When sight-fishing for these fish, Mattson (843-694-7422) said he cruises around the sound looking for the dark outline of the fish near the surface; polarized shades are essential. Once a cobia is spotted, Mattson has his clients cast the live eel in the fish's general direction. It usually doesn't take long for the fish to bite, but sometimes the cobia will spook and ease away from the boat. Don't fret when that happens though, said Mattson, because the fish usually stay right at the surface and are easy to follow. Once in position, Mattson said to toss the live eel again and prepare for the fight, which can easily last over an hour.

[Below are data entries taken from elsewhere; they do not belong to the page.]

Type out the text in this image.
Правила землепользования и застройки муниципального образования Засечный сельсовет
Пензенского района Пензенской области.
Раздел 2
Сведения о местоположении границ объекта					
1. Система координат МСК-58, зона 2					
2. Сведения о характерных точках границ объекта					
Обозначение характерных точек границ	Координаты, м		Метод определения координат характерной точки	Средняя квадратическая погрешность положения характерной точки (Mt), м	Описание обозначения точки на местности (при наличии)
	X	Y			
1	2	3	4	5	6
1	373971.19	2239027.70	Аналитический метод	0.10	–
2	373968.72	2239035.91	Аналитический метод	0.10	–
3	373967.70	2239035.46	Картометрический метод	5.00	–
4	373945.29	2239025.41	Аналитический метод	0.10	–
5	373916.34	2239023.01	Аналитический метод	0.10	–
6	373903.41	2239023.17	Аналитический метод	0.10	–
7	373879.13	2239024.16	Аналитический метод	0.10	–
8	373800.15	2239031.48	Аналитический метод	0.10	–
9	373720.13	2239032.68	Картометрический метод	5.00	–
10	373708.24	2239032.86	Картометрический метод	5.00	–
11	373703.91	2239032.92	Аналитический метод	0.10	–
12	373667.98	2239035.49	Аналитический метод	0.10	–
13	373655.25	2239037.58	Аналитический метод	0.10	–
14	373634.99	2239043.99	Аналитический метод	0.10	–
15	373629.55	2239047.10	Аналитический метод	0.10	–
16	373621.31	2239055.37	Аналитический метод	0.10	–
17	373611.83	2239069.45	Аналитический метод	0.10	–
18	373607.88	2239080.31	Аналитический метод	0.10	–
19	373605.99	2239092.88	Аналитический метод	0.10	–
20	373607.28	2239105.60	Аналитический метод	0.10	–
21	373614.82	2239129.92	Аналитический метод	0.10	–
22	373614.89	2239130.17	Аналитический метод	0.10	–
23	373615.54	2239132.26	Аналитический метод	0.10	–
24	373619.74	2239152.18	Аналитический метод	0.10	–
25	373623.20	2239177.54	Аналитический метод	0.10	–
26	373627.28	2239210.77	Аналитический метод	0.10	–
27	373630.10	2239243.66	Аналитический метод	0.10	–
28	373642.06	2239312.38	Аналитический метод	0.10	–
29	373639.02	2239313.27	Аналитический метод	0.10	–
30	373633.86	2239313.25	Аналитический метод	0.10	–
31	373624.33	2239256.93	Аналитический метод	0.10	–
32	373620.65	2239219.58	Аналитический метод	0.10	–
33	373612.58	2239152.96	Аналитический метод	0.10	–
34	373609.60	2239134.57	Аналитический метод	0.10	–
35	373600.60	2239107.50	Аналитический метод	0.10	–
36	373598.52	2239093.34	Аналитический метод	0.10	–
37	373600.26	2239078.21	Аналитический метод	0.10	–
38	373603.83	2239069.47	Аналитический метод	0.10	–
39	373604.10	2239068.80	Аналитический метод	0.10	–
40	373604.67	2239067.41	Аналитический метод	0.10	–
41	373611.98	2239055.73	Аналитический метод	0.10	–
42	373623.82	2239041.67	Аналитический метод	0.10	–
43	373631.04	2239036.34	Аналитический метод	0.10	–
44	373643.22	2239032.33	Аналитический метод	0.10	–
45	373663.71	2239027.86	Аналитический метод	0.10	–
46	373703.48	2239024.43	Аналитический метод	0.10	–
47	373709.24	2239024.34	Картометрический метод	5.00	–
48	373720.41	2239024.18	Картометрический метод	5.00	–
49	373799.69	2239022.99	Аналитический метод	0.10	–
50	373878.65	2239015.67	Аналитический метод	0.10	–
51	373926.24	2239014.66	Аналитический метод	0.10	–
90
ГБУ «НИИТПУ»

According to reports from Beaufort Boat and Dock Supply in Port Royal (843-986-0552), squid, menhaden, mullet, herring, eels and live whiting fished on the bottom is the way have been top baits for soaing on the bottom.A typical rig for cobia includes a 4-foot leader of 80-pound monofilament with a treble hook tied or snelled at the very end and another treble hook about a foot up the line. Some anglers use a combination of one treble and one circle hook, and others opt for two circle hooks. The leader is connected to the main line with a bimini knot or a ball- bearing swivel. Both hooks hold the live eel or other bait. Anglers fishing on the bottom use a 1-ounce to 4-ounce egg sinker above the swivel, but most sight fishing anglers toss their bait with no additional weight.